Thursday, August 25, 2011

Another Nuclear Freakout

Kate Sheppard writes another “Omigod we almost all died in a nuclear meltdown” story in the Guardian as a result of the East Coast earthquake. What actually happened is that the reactor closest to the earthquake shut down as a result of the quake, the diesel generators kicked in as designed and cooled the reactors, and the reactor in due course came back online. A dozen or so other reactors nearby were inspected by the NRC to be on the safe side, and were found to be okay.

Not exactly within a hairsbreadth of a doomsday scenario.

Tuesday's earthquake was the worst on the east coast of the US since 1944, measuring at 5.8 on the Richter scale. And while we certainly avoided the kind of crisis that Japan has endured, two nuclear reactors near the site, at the North Anna nuclear power plant, were shut down following the quake. The plant temporarily lost power and halted operations until it switched to back-up generators. Twelve other plants around the country were put on alert following the quake.

Though a spokesman for the Nuclear Regulatory Commission told reporters that "as far as we know, everything is safe", the event revived fears about the safety of US nuclear plants. Most of the region's reactors were reportedly designed to withstand a 5.9 to 6.1 magnitude quake – which means Tuesday's quake was, for many, too close for comfort.

Kate stresses that “two nuclear reactors” were shut down, even though they were at a single site and then she is careful to include the infamous “as far as we know” when quoting the inspector saying that everything is okay. What doesn’t he know? There may be hidden damage that is already killing millions and he just doesn’t know about it yet. I suspect that Kate Sheppard hopes so because she needs a better story than she has.

As for the twelve other plants that were “put on alert” well, yes, they were checked as a routine precaution but operation was continued as normal.

The North Anna plant is located about 15 miles from the epicenter of the quake in Mineral, Virginia. It was designed to withstand a 6.2-magnitude quake, according to its owner, Dominion Resources. The Nuclear Regulatory Commission lists the plant as one of the 10 US plants most at risk of damage in a seismic event. So, it seems like we got lucky in this case.

I’m not sure one should call it luck. You design a plant to withstand a certain size earthquake and the biggest quake to hit in 67 years, at magnitude 5.8, is half the size that you based the design upon, and you call that luck? I call it pretty good design work. And if this is one of the riskiest plants in the US then I’d say we are doing pretty well.
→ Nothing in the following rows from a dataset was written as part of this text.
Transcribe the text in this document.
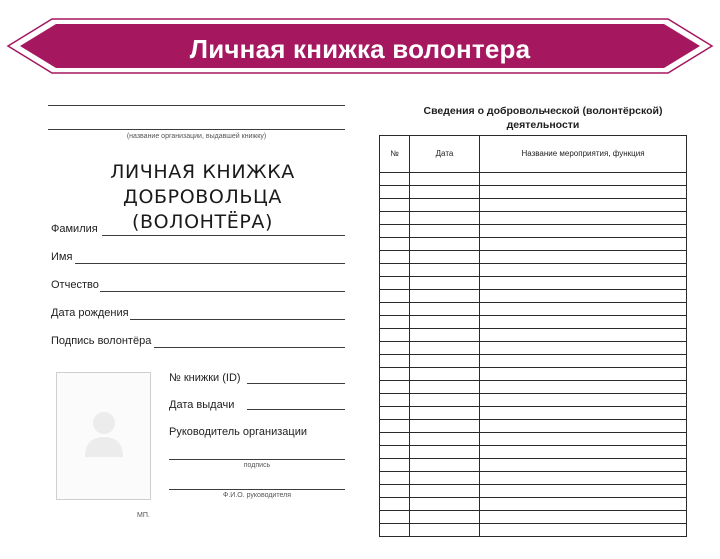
Личная книжка волонтера
(название организации, выдавшей книжку)
ЛИЧНАЯ КНИЖКА
ДОБРОВОЛЬЦА (ВОЛОНТЁРА)
Фамилия
Имя
Отчество
Дата рождения
Подпись волонтёра
№ книжки (ID)
Дата выдачи
Руководитель организации
подпись
Ф.И.О. руководителя
МП.
Сведения о добровольческой (волонтёрской)
деятельности
№	Дата	Название мероприятия, функция
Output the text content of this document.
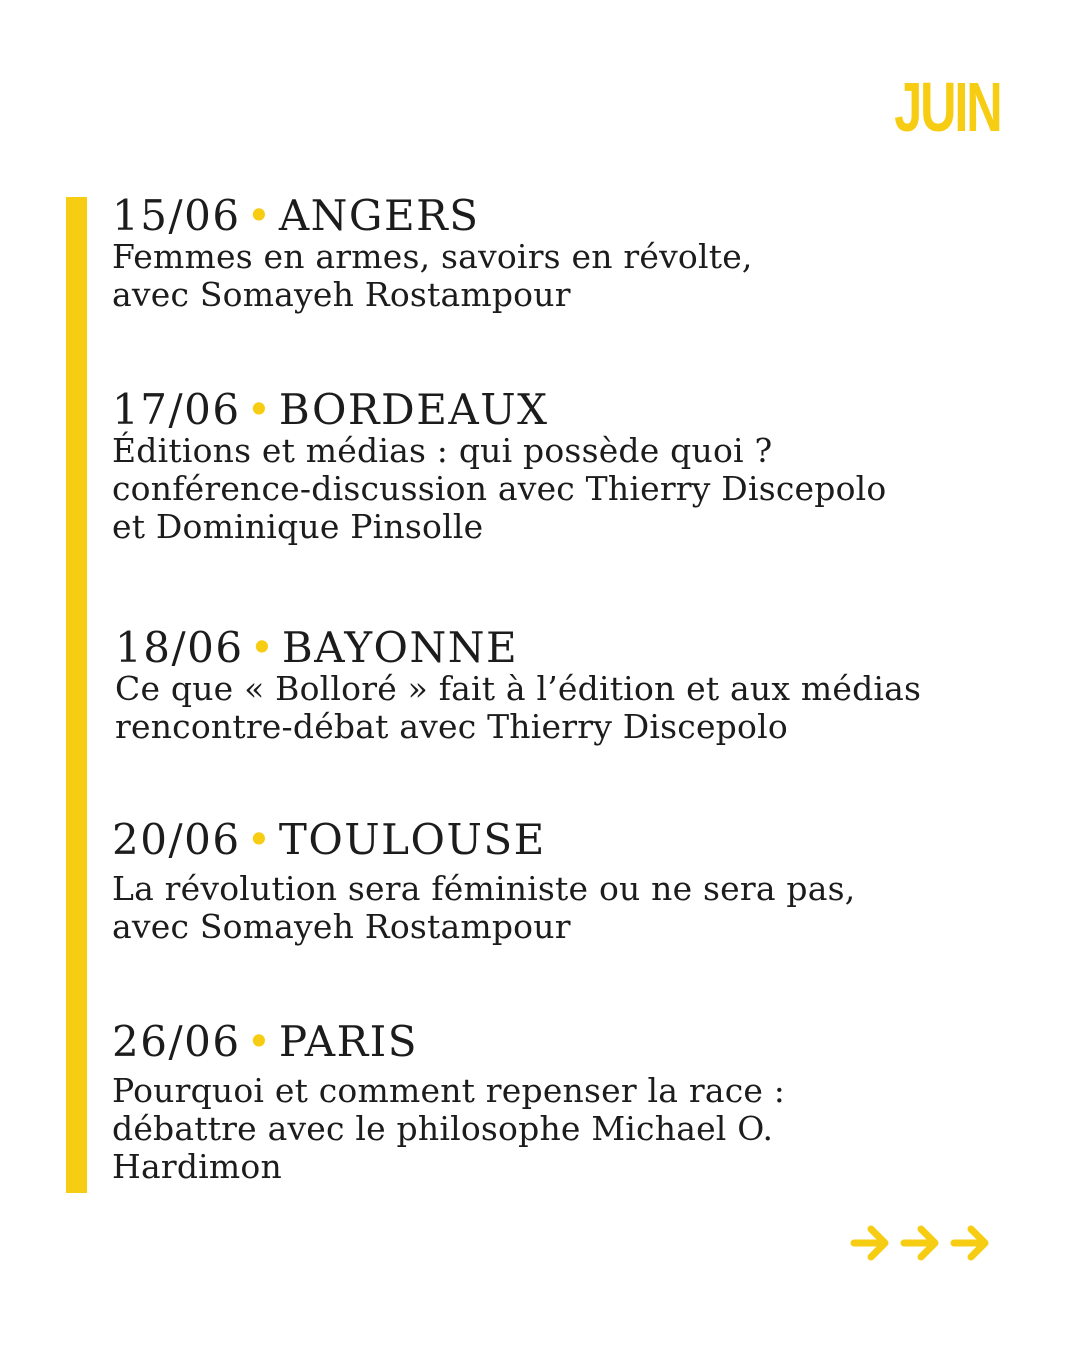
JUIN
15/06 • ANGERS
Femmes en armes, savoirs en révolte,
avec Somayeh Rostampour
17/06 • BORDEAUX
Éditions et médias : qui possède quoi ?
conférence-discussion avec Thierry Discepolo
et Dominique Pinsolle
18/06 • BAYONNE
Ce que « Bolloré » fait à l’édition et aux médias
rencontre-débat avec Thierry Discepolo
20/06 • TOULOUSE
La révolution sera féministe ou ne sera pas,
avec Somayeh Rostampour
26/06 • PARIS
Pourquoi et comment repenser la race :
débattre avec le philosophe Michael O.
Hardimon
She goes on to say that, “We need to seriously consider the potential for a combination of events like those in Japan earlier this year,” apparently unaware that tsunamis are seriously unlikely in the mountainous interior of Virginia and New York, and then has a mild case of the vapors about evacuation plans after having (inadvertently) illustrated that no such things are actually likely to be used.

As a scare story it manages to be a fairly successful comedy.